Hadn't thought of that: it might be the proverbial nail in the coffin. We rely on single row updates to make n rows "visible", where 1 > n > ~4600.
This would result in n updates + n inserts.
Ugh. More thought required.
Thanks Matt
PS: Always loved your sig line. That sign -- without the exceptions -- hangs on my wall. 🙂 It's generally ignored anyway.

It sounds to be that the date the change was physically processed AND the effective date are both required. By allowing future date changes you would need to account for BOTH dates (thus bi-temporal).

Example: If I were a travel company and I gave you a quote today on a flight to Aruba in 30 days from now for 600$, and a hurricane comes through tomorrow that changes that future price to 1500 before I've made my decision (half the runways are destroyed so only some flights are allowed in), you would need BOTH dates in order to be able to track your quotation changes in SCD 2 form.

----------------------------------------------------------------------------------
Your lack of planning does not constitute an emergency on my part...unless you're my manager...or a director and above...or a really loud-spoken end-user..All right - what was my emergency again?
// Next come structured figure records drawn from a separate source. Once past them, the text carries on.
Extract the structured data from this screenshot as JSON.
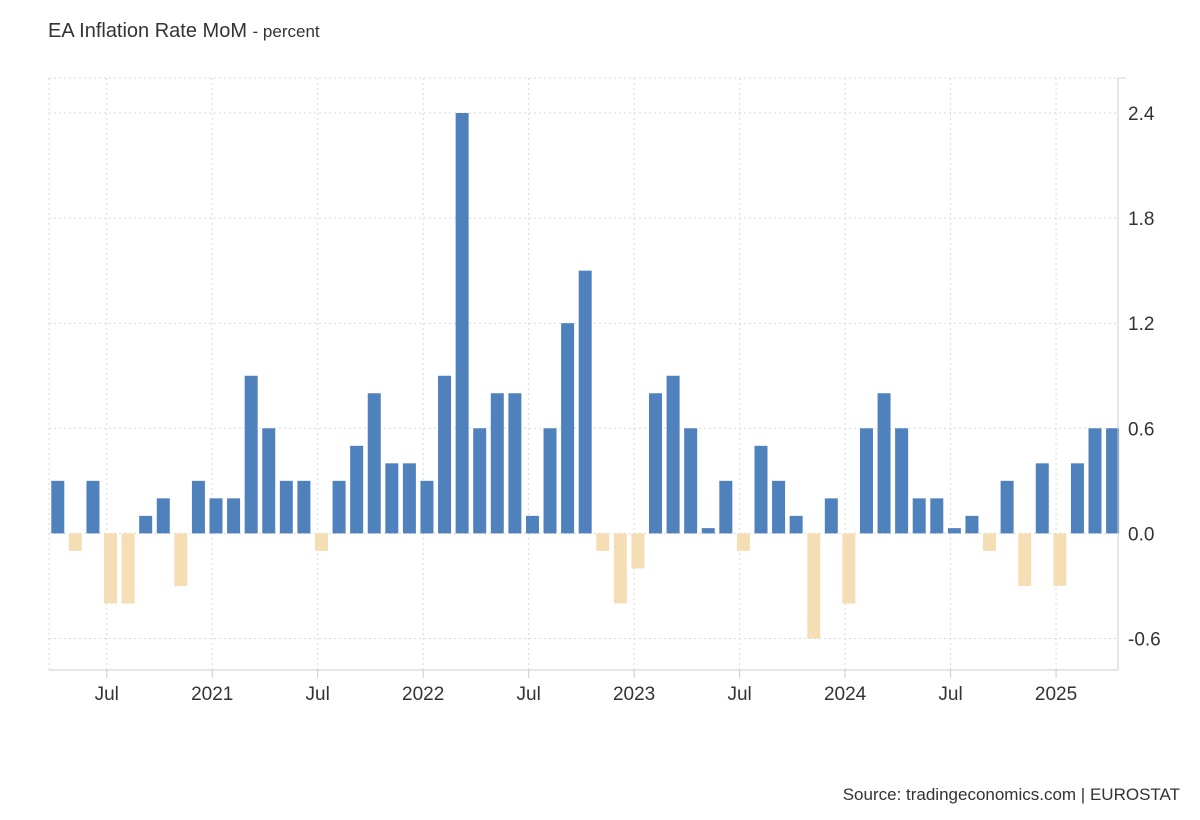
{
  "header": {
    "title": "EA Inflation Rate MoM",
    "subtitle": "- percent"
  },
  "footer": {
    "source": "Source: tradingeconomics.com | EUROSTAT"
  },
  "colors": {
    "positive": "#4f81bd",
    "negative": "#f5deb3",
    "grid": "#d9d9d9",
    "axis": "#cccccc"
  },
  "chart_data": {
    "type": "bar",
    "title": "EA Inflation Rate MoM",
    "subtitle": "percent",
    "xlabel": "",
    "ylabel": "",
    "ylim": [
      -0.78,
      2.6
    ],
    "yticks": [
      2.4,
      1.8,
      1.2,
      0.6,
      0.0,
      -0.6
    ],
    "ytick_labels": [
      "2.4",
      "1.8",
      "1.2",
      "0.6",
      "0.0",
      "-0.6"
    ],
    "y_axis_side": "right",
    "grid": true,
    "x_start": "2020-04",
    "xtick_labels": [
      {
        "label": "Jul",
        "period": "2020-07"
      },
      {
        "label": "2021",
        "period": "2021-01"
      },
      {
        "label": "Jul",
        "period": "2021-07"
      },
      {
        "label": "2022",
        "period": "2022-01"
      },
      {
        "label": "Jul",
        "period": "2022-07"
      },
      {
        "label": "2023",
        "period": "2023-01"
      },
      {
        "label": "Jul",
        "period": "2023-07"
      },
      {
        "label": "2024",
        "period": "2024-01"
      },
      {
        "label": "Jul",
        "period": "2024-07"
      },
      {
        "label": "2025",
        "period": "2025-01"
      }
    ],
    "categories": [
      "2020-04",
      "2020-05",
      "2020-06",
      "2020-07",
      "2020-08",
      "2020-09",
      "2020-10",
      "2020-11",
      "2020-12",
      "2021-01",
      "2021-02",
      "2021-03",
      "2021-04",
      "2021-05",
      "2021-06",
      "2021-07",
      "2021-08",
      "2021-09",
      "2021-10",
      "2021-11",
      "2021-12",
      "2022-01",
      "2022-02",
      "2022-03",
      "2022-04",
      "2022-05",
      "2022-06",
      "2022-07",
      "2022-08",
      "2022-09",
      "2022-10",
      "2022-11",
      "2022-12",
      "2023-01",
      "2023-02",
      "2023-03",
      "2023-04",
      "2023-05",
      "2023-06",
      "2023-07",
      "2023-08",
      "2023-09",
      "2023-10",
      "2023-11",
      "2023-12",
      "2024-01",
      "2024-02",
      "2024-03",
      "2024-04",
      "2024-05",
      "2024-06",
      "2024-07",
      "2024-08",
      "2024-09",
      "2024-10",
      "2024-11",
      "2024-12",
      "2025-01",
      "2025-02",
      "2025-03",
      "2025-04"
    ],
    "values": [
      0.3,
      -0.1,
      0.3,
      -0.4,
      -0.4,
      0.1,
      0.2,
      -0.3,
      0.3,
      0.2,
      0.2,
      0.9,
      0.6,
      0.3,
      0.3,
      -0.1,
      0.3,
      0.5,
      0.8,
      0.4,
      0.4,
      0.3,
      0.9,
      2.4,
      0.6,
      0.8,
      0.8,
      0.1,
      0.6,
      1.2,
      1.5,
      -0.1,
      -0.4,
      -0.2,
      0.8,
      0.9,
      0.6,
      0.03,
      0.3,
      -0.1,
      0.5,
      0.3,
      0.1,
      -0.6,
      0.2,
      -0.4,
      0.6,
      0.8,
      0.6,
      0.2,
      0.2,
      0.03,
      0.1,
      -0.1,
      0.3,
      -0.3,
      0.4,
      -0.3,
      0.4,
      0.6,
      0.6
    ]
  }
}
MMartin1 One Orange Chip Points: 27768 More actions · Answer 12

Currently in our model, every table has a surrogate PK and at least one natural key enforced by a unique constrain

I am wondering about the unique constraint set around the 'natural' key. If a product changes color lets say in a way that impacts sales... although the surrogate key will change to capture this change, you still want to know that this was essentially the same product that you are tracking sales measures on. I dont see that the natural key would change , unless I am missing something? Is there another business key used as well?

----------------------------------------------------

schleep SSChampion Points: 12582 More actions · Answer 13

Matt: Yes, that can be handled in my design. Although as I mentioned, I'm going to have to do some serious testing in order to determine if this is even possible..

MMartin1: in fact, I was using the incorrect terminology (again): I should have said "candidate key". I've been burned once by natural keys, when Newfoundland (NF) renamed itself to Newfoundland and Labrador (NL).